The European High-Performance Computing Joint Undertaking (EuroHPC JU) aims at developing a World Class Supercomputing Ecosystem in Europe and, with this goal, is procuring and deploying pre-exascale and petascale systems in Europe. These systems will be capable of running large and complex applications. In this sense, the demand from the application stakeholders includes not only aspects related to High-Performance Computing (HPC) but also artificial intelligence (AI) and data analytics.
The eFlows4HPC project has as objective to provide a software stack that makes easier the development of workflows that involve HPC, AI and data analytics components. The project aims to give support to dynamic workflows in the sense that the set of nodes in the graph of the workflow can change during its execution due to changes in the input data or context of the execution, and be reactive to events that may occur. The runtime systems supporting this execution should be able to perform efficient resource management, both in terms of time and energy.
Another objective of the project is to provide mechanisms to make the use and reuse of HPC easier by wider communities. For this purpose, the HPC Workflows as a Service (HPCWaaS) methodology has been proposed. The goal is to provide methodologies and tools that enable sharing and reuse of existing workflows, and that assist when adapting workflow templates to create new workflow instances.
The eFlows4HPC software stack includes components to develop the workflows at three levels: high-level topology of the workflows using extended TOSCA, required data transfers with the Data Logistic Pipelines and the computational aspects of the workflow with PyCOMPSs. Once a workflow has been developed, it is registered in the Workflow Registry. Similarly, the different components of the workflows, pre-trained AI models and data sets are registered in a set of catalogues and repositories. All these registries and catalogues are used by the HPCWaaS interface, which provides a REST API to deploy and execute the workflows. On execution, the stack also provides a set of runtime libraries to support the workflow execution and data management.

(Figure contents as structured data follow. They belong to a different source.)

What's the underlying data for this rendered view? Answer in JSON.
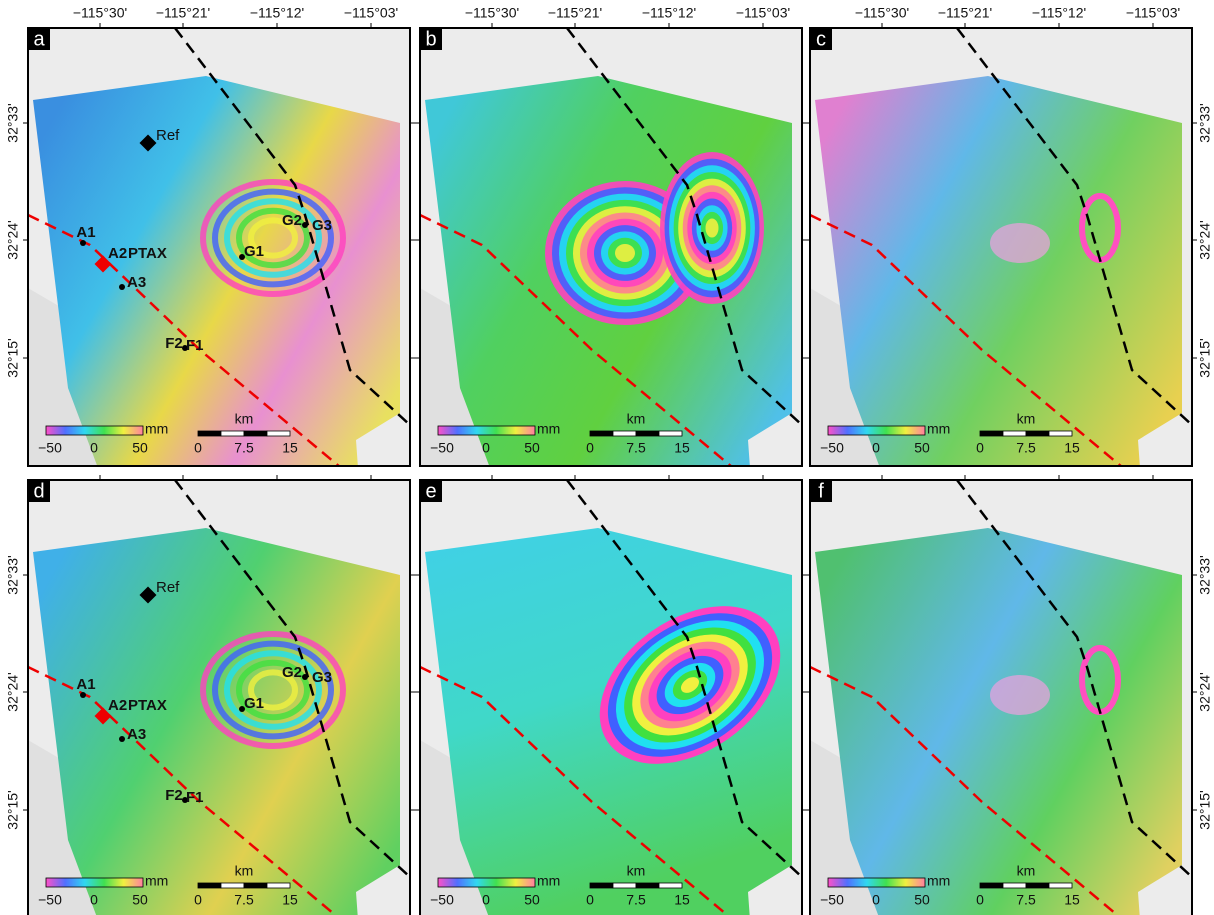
{
  "x_ticks": [
    "−115°30'",
    "−115°21'",
    "−115°12'",
    "−115°03'"
  ],
  "y_ticks": [
    "32°33'",
    "32°24'",
    "32°15'"
  ],
  "colorbar": {
    "ticks": [
      "−50",
      "0",
      "50"
    ],
    "unit": "mm"
  },
  "scalebar": {
    "unit": "km",
    "ticks": [
      "0",
      "7.5",
      "15"
    ]
  },
  "panels": [
    {
      "label": "a",
      "annotated": true
    },
    {
      "label": "b",
      "annotated": false
    },
    {
      "label": "c",
      "annotated": false
    },
    {
      "label": "d",
      "annotated": true
    },
    {
      "label": "e",
      "annotated": false
    },
    {
      "label": "f",
      "annotated": false
    }
  ],
  "annotations": [
    {
      "label": "Ref"
    },
    {
      "label": "A1"
    },
    {
      "label": "A2"
    },
    {
      "label": "PTAX"
    },
    {
      "label": "A3"
    },
    {
      "label": "G1"
    },
    {
      "label": "G2"
    },
    {
      "label": "G3"
    },
    {
      "label": "F2"
    },
    {
      "label": "F1"
    }
  ]
}
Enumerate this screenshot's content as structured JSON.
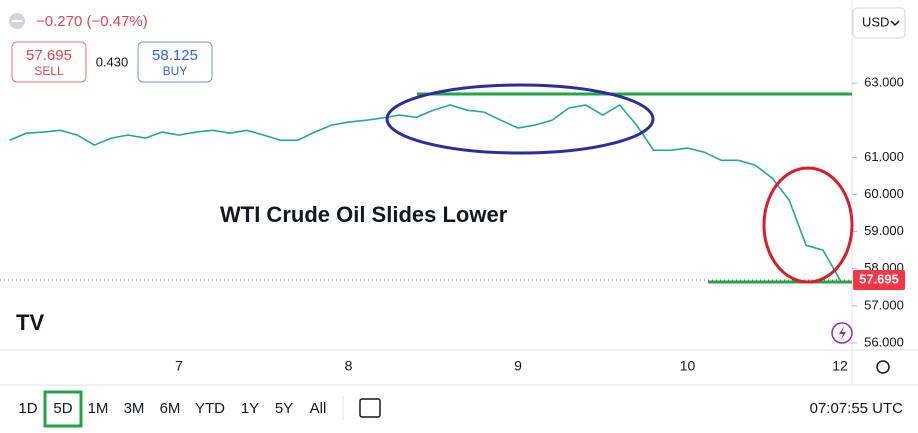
{
  "ui": {
    "change": "−0.270 (−0.47%)",
    "sell": {
      "price": "57.695",
      "label": "SELL"
    },
    "spread": "0.430",
    "buy": {
      "price": "58.125",
      "label": "BUY"
    },
    "currency": "USD",
    "timeframes": [
      "1D",
      "5D",
      "1M",
      "3M",
      "6M",
      "YTD",
      "1Y",
      "5Y",
      "All"
    ],
    "selected_timeframe": 1,
    "clock": "07:07:55 UTC"
  },
  "chart_data": {
    "type": "line",
    "annotation": "WTI Crude Oil Slides Lower",
    "color": "#26a69a",
    "categories": [
      null,
      null,
      null,
      null,
      null,
      null,
      null,
      null,
      null,
      null,
      "7",
      null,
      null,
      null,
      null,
      null,
      null,
      null,
      null,
      null,
      "8",
      null,
      null,
      null,
      null,
      null,
      null,
      null,
      null,
      null,
      "9",
      null,
      null,
      null,
      null,
      null,
      null,
      null,
      null,
      null,
      "10",
      null,
      null,
      null,
      null,
      null,
      null,
      null,
      null,
      "12"
    ],
    "values": [
      61.46,
      61.65,
      61.68,
      61.73,
      61.6,
      61.33,
      61.52,
      61.6,
      61.52,
      61.68,
      61.6,
      61.68,
      61.73,
      61.65,
      61.73,
      61.6,
      61.46,
      61.46,
      61.68,
      61.87,
      61.95,
      62.0,
      62.06,
      62.14,
      62.08,
      62.27,
      62.41,
      62.27,
      62.22,
      62.0,
      61.79,
      61.87,
      62.0,
      62.33,
      62.41,
      62.14,
      62.41,
      61.87,
      61.19,
      61.19,
      61.25,
      61.14,
      60.92,
      60.92,
      60.79,
      60.44,
      59.85,
      58.63,
      58.5,
      57.695
    ],
    "ylim": [
      55.81,
      65.24
    ],
    "yticks": [
      {
        "value": 56,
        "label": "56.000"
      },
      {
        "value": 57,
        "label": "57.000"
      },
      {
        "value": 58,
        "label": "58.000"
      },
      {
        "value": 59,
        "label": "59.000"
      },
      {
        "value": 60,
        "label": "60.000"
      },
      {
        "value": 61,
        "label": "61.000"
      },
      {
        "value": 63,
        "label": "63.000"
      }
    ]
  }
}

The eFlows4HPC developments are demonstrated in the project through three pillar applications in the areas of digital twins for manufacturing, climate modeling and prediction and urgent computing for natural hazards. Pillar I deals with the construction of digital twins for the prototyping of complex manufactured objects integrating state-of-the-art adaptive solvers with machine learning and data-mining, contributing to the Industry 4.0 vision. Pillar II develops innovative adaptive workflows for climate and for the study of tropical cyclones in the context of the CMIP6 experiment, including in-situ analytics. Pillar III explores the modelling of natural catastrophes – in particular, earthquakes and their associated tsunamis shortly after such an event is recorded.
Coordinated by the Barcelona Supercomputing Center (BSC), the eFlows4HPC consortium comprises 16 partners from seven different countries with expertise in technical aspects: supercomputing and acceleration, workflow management and orchestration, machine learning, big data analytics, data management, and storage; together with expertise in the pillar workflows’ areas: manufacturing, climate, urgent computing.
The initial results of the project are available under the project website in its deliverable section (see https://eflows4hpc.eu/deliverables/). The source code and documentation are publicly available as well (see https://github.com/eflows4hpc and https://eflows4hpc.readthedocs.io/en/latest/).